La estación madrileña de Atocha se llamará Almudena Grandes. La escritora, en una imagen de archivo.
La estación madrileña de Atocha se llamará Almudena Grandes. La escritora, en una imagen de archivo.

Almudena Grandes murió el sábado y, hoy lunes, ya no queda nada por decir sobre ella. No solo la prensa española sino la alemana ha llenado sus páginas con su obra, que es la reinvención de la crónica galdosiana para una España escondida en las cunetas todavía. El pacto de silencio que incluyó la transición, ¡qué feo suena eso de un pacto-de-silencio!, no le obligó a ella. Certificó el fin de la obediencia en la cama que cantaba Jarcha con Las edades de Lulú, siendo mujer escritora. Testificó que hay mucha gente que sufre y calla, dolor y miedo con las novelas escritas de su serie Episodios de una guerra interminable.
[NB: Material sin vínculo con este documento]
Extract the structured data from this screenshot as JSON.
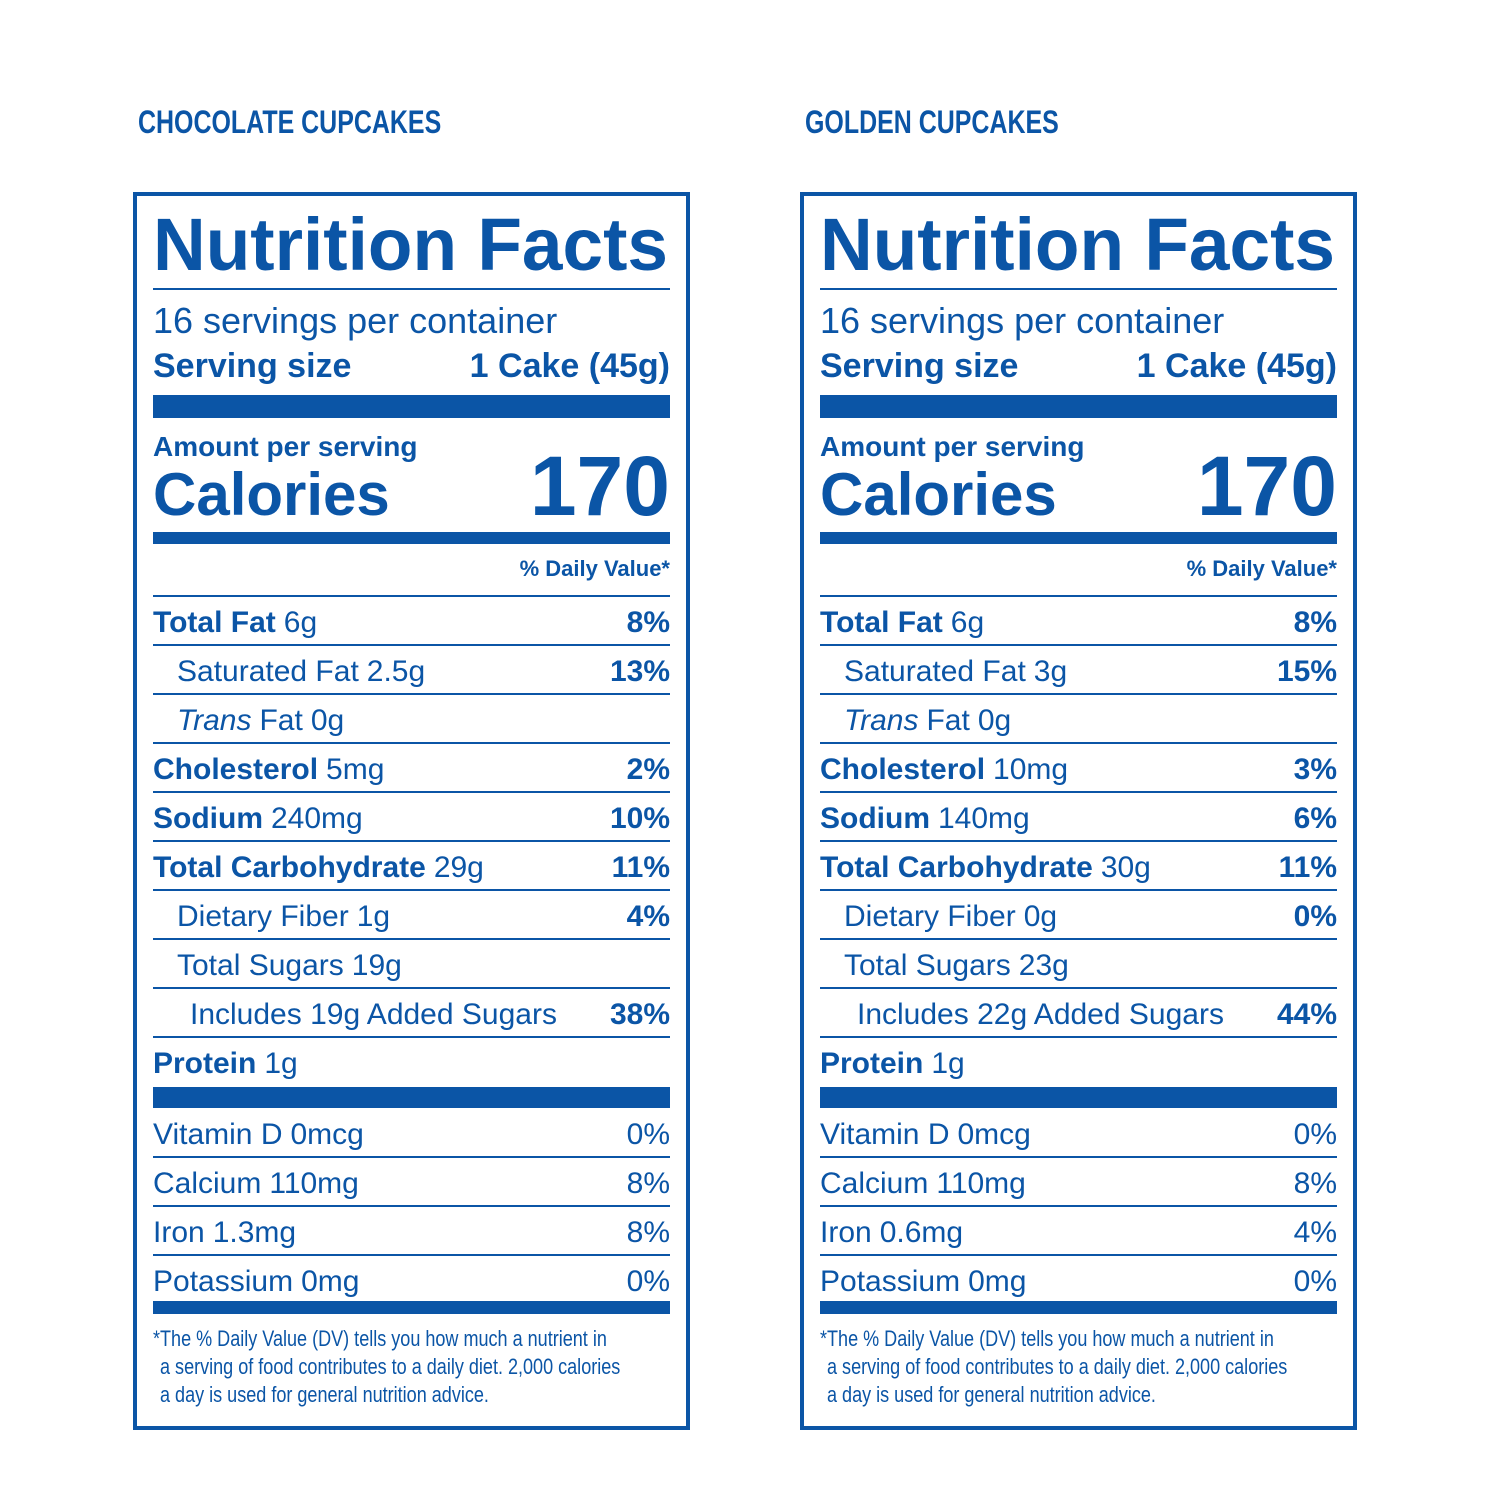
{
  "panels": [
    {
      "product": "CHOCOLATE CUPCAKES",
      "title": "Nutrition Facts",
      "servings": "16 servings per container",
      "serving_size_label": "Serving size",
      "serving_size": "1 Cake (45g)",
      "amount_per_serving": "Amount per serving",
      "calories_label": "Calories",
      "calories": "170",
      "daily_value_header": "% Daily Value*",
      "nutrients": [
        {
          "name": "Total Fat",
          "amount": "6g",
          "dv": "8%",
          "sub": [
            {
              "name": "Saturated Fat",
              "amount": "2.5g",
              "dv": "13%"
            },
            {
              "name_italic": "Trans",
              "name": "Fat",
              "amount": "0g"
            }
          ]
        },
        {
          "name": "Cholesterol",
          "amount": "5mg",
          "dv": "2%"
        },
        {
          "name": "Sodium",
          "amount": "240mg",
          "dv": "10%"
        },
        {
          "name": "Total Carbohydrate",
          "amount": "29g",
          "dv": "11%",
          "sub": [
            {
              "name": "Dietary Fiber",
              "amount": "1g",
              "dv": "4%"
            },
            {
              "name": "Total Sugars",
              "amount": "19g",
              "sub": [
                {
                  "name": "Includes 19g Added Sugars",
                  "dv": "38%"
                }
              ]
            }
          ]
        },
        {
          "name": "Protein",
          "amount": "1g"
        }
      ],
      "vitamins": [
        {
          "name": "Vitamin D",
          "amount": "0mcg",
          "dv": "0%"
        },
        {
          "name": "Calcium",
          "amount": "110mg",
          "dv": "8%"
        },
        {
          "name": "Iron",
          "amount": "1.3mg",
          "dv": "8%"
        },
        {
          "name": "Potassium",
          "amount": "0mg",
          "dv": "0%"
        }
      ],
      "footnote": [
        "*The % Daily Value (DV) tells you how much a nutrient in",
        "a serving of food contributes to a daily diet. 2,000 calories",
        "a day is used for general nutrition advice."
      ]
    },
    {
      "product": "GOLDEN CUPCAKES",
      "title": "Nutrition Facts",
      "servings": "16 servings per container",
      "serving_size_label": "Serving size",
      "serving_size": "1 Cake (45g)",
      "amount_per_serving": "Amount per serving",
      "calories_label": "Calories",
      "calories": "170",
      "daily_value_header": "% Daily Value*",
      "nutrients": [
        {
          "name": "Total Fat",
          "amount": "6g",
          "dv": "8%",
          "sub": [
            {
              "name": "Saturated Fat",
              "amount": "3g",
              "dv": "15%"
            },
            {
              "name_italic": "Trans",
              "name": "Fat",
              "amount": "0g"
            }
          ]
        },
        {
          "name": "Cholesterol",
          "amount": "10mg",
          "dv": "3%"
        },
        {
          "name": "Sodium",
          "amount": "140mg",
          "dv": "6%"
        },
        {
          "name": "Total Carbohydrate",
          "amount": "30g",
          "dv": "11%",
          "sub": [
            {
              "name": "Dietary Fiber",
              "amount": "0g",
              "dv": "0%"
            },
            {
              "name": "Total Sugars",
              "amount": "23g",
              "sub": [
                {
                  "name": "Includes 22g Added Sugars",
                  "dv": "44%"
                }
              ]
            }
          ]
        },
        {
          "name": "Protein",
          "amount": "1g"
        }
      ],
      "vitamins": [
        {
          "name": "Vitamin D",
          "amount": "0mcg",
          "dv": "0%"
        },
        {
          "name": "Calcium",
          "amount": "110mg",
          "dv": "8%"
        },
        {
          "name": "Iron",
          "amount": "0.6mg",
          "dv": "4%"
        },
        {
          "name": "Potassium",
          "amount": "0mg",
          "dv": "0%"
        }
      ],
      "footnote": [
        "*The % Daily Value (DV) tells you how much a nutrient in",
        "a serving of food contributes to a daily diet. 2,000 calories",
        "a day is used for general nutrition advice."
      ]
    }
  ]
}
No nos deja huérfanos, no hubiera servido su literatura, entonces, para absolutamente nada. Su escribir era una llamada constante al despertar, al empoderamiento de la sociedad y de sus miembrøs; escribía y nos invitaba a emanciparnos, incluso de ella misma.

Me sorprendió su última colaboración para EPS, Unos ojos tristes, publicada anticipadamente por razón de su muerte. La moda kinki era el tema y yo que acababa de ver Las leyes de la frontera, de Daniel Monzón, me preguntaba precisamente por la reaparición de la estética quinqui y de su temática, sobre todo. La película de Monzón, que merece espacio aparte, había llamado la atención de Almudena Grandes y cuando leo su columna para el 5 de diciembre me sorprendo por ello y porque pedía perdón a sus compañeros de generación que no habrán entendido ni una palabra de esto.

Lo quiqui entró en mi propia vida por una ventana también extraña, inesperada, a través de un amigo que era un quinqui y al que le gustaban Los chunguitos, cuya forma de vestir y sus gustos musicales no iban en perfecta armonía con aquel grupo nuestro; mucho menos su vida al margen de tantas cosas. Un amigo al que nunca olvidé, siempre tuve aprecio y siempre temí un poco. Creo que ese temor tenía que ver con su independencia insobornable, aunque no sé si independencia es la palabra. Estos eran mis pensamientos del viernes cuando Almudena Grandes todavía vivía y el sábado, cuando ella murió, yo estaba recorriendo doscientos kilómetros para que una vacuna contra el virus corona no terminara en la basura sino en mi brazo; mi tercera vacuna. Por ello no supe de su muerte hasta el domingo por la noche: aunque parezca increíble, uno puede quedar ajeno a las cosas del mundo por un par de días.

Insisto en que lo escrito sobre Almudena Grandes es sencillamente abrumador, como abrumadora es su obra, que ahora leeremos con otra perspectiva, la del final, y leeremos hacia atrás. No hay orfandad, nos deja empoderamiento, nos lega emancipación y nos advierte contra el silencio.